Growing reliance on Information Technology, along with compliance and regulatory requirements has led many organizations to focus on business continuity (BC) and disaster recovery (DR) solutions. Availability has become a major concern for business survival. This document lays down some of the best practices and learning for implementing disaster recovery solutions. The information shared in this document is based on the experience, obtained during the execution of disaster recovery implementation projects.
Integrated Business Continuity Management (BCM)
What is the Scope Difference Between Business Resumption, Disaster Recovery and Emergence Preparedness?

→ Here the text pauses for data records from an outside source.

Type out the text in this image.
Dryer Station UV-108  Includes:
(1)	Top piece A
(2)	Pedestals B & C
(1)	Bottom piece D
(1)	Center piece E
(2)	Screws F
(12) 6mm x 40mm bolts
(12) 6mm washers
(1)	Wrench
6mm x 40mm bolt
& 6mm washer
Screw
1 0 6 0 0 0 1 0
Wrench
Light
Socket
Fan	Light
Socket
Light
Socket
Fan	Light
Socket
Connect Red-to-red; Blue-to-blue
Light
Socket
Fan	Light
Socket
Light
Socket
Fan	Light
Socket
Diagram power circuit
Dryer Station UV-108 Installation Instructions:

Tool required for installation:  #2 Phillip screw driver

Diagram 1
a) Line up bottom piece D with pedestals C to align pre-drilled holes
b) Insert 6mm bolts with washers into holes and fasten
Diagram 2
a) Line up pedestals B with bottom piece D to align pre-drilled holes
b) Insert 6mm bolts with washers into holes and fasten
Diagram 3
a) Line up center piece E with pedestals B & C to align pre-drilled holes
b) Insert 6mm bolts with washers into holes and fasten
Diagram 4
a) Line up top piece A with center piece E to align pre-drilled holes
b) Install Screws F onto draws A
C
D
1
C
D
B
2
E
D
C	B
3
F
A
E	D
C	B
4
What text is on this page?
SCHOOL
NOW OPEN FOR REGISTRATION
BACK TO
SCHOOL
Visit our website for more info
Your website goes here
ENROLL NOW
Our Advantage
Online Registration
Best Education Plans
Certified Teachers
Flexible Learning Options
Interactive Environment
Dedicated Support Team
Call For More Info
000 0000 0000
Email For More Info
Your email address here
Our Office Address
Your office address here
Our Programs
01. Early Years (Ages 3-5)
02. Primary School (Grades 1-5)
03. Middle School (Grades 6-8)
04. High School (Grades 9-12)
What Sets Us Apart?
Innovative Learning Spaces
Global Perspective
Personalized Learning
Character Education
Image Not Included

DR, business resumption and emergency preparedness are three integrated components of a business continuity management solution. Some organizations focus on any one or part of the solution. It is possible to have a perfectly functioning redundant data center and still business cannot continue. So it is important that all the below three components of business continuity management are tightly coupled and integrated to ensure successful business continuity.
- Emergency preparedness
- Business resumption
- Disaster recovery
Disaster recovery addresses recovery of critical IT infrastructure such as hardware, software, telecom, network and data for bringing up the mission critical applications to support the business.
Business recovery involves the recovery of critical business functions and processes that relate or support the delivery of core products/services to customers. It focuses on products/services, non-IT employees, vital records and other stakeholders involved in supporting critical business functions.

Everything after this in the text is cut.